'OITNB's Laverne Cox Talks Stigma's Damage

The press following Orange Is the New Black's first season has been a third-wave feminist hotbed of discussion about the representation of the LGBT community and people of color. At the center of that discussion has stood Laverne Cox, the beautiful trans actress who portrays a trans character of color on the show. Cox has been speaking quite a bit about trans issues of late, and she recently joined fellow trans activist Janet Mock in a HuffPo Live chat. They discussed a number of things but focused on one issue overall: Namely, the ways in which being attracted to trans women is still being portrayed in ugly and destructive ways.

Trans issues in general are being discussed more openly and often more than ever before — Chelsea Manning and that new CW show starring a trans character being two notable examples, with DJ Mister Cee's transexual prostitution saga being the most recent to spark discussion.

Along with Mister Cee's proclamation that he occasionally "get[s] the urge to have fellatio with a transsexual" while not considering himself gay, the long-running stigmatization of men attracted to transsexual women has come to the forefront. This is 2013, yet somehow we live in a world where we're still judging people by who they're attracted to.

It's a sadly common sight in television and film: A man engages in sexual activity with a trans woman, only to be ridiculed afterword (either by himself or by his peers) when the character's trans identity is revealed. Since the media has always been and remains to be a reflection of our society's habits, it's a pretty telling scene.

Cox and Mock addressed this in their discussion, highlighting the detrimental effects this stigma has on trans women and their views of themselves. Mock wrote about the issue in an essay on her site, saying:

Many men are attracted to women, and trans women are amongst these women...The shame that society attaches to these men, specifically attacking their sexuality and shaming their attraction, directly affects trans women. It affects the way we look at ourselves. It amplifies our body-image issues, our self-esteem, our sense of possibility, of daring for greatness, of aiming for something or somewhere greater.

Cox elaborated:

There’s consistently an erasure of trans identity when we have these discussions.
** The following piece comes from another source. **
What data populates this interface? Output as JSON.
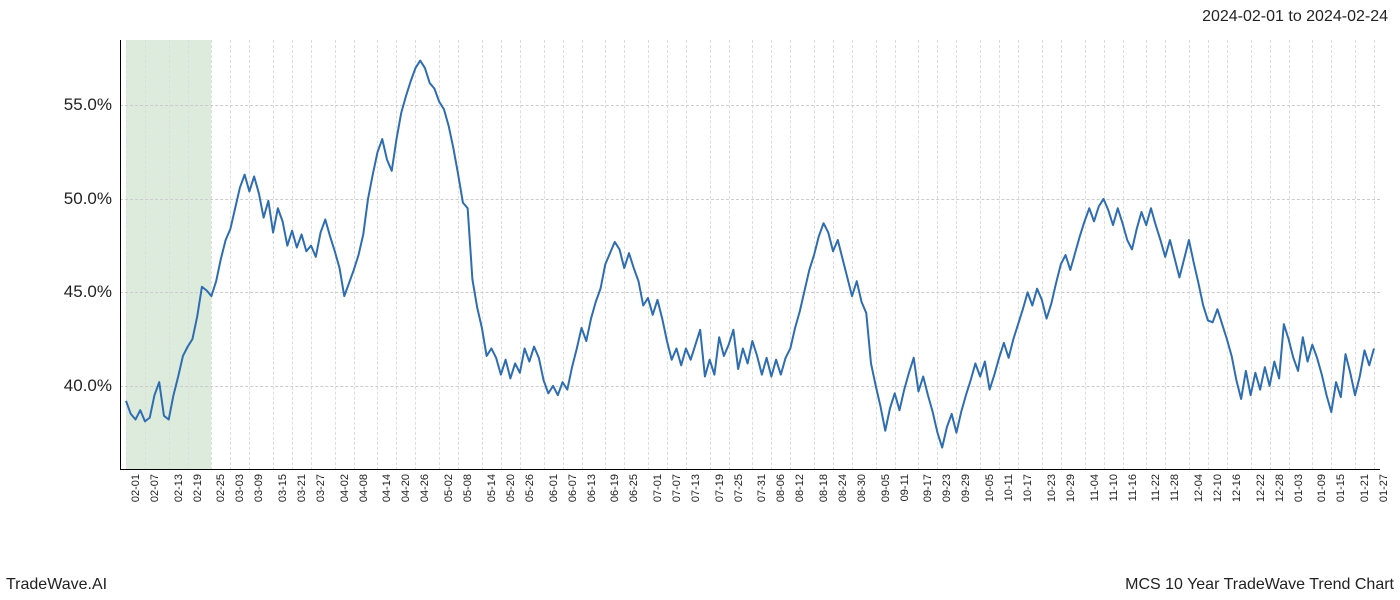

The reason I’m here is because whenever we have these discussions, trans women’s voices are not included… The extent to which men who date us or are attracted to us are stigmatized is so intense.

The fact that Mister Cee's sexual interactions with trans women is calling into question his entire sexual identity — and that the status of said sexual identity still matters to so many — is extremely telling about where we are as a society.

And for trans women everywhere — not just the ones Mister Cee interacted with — it can be a devastating and dehumanizing blow.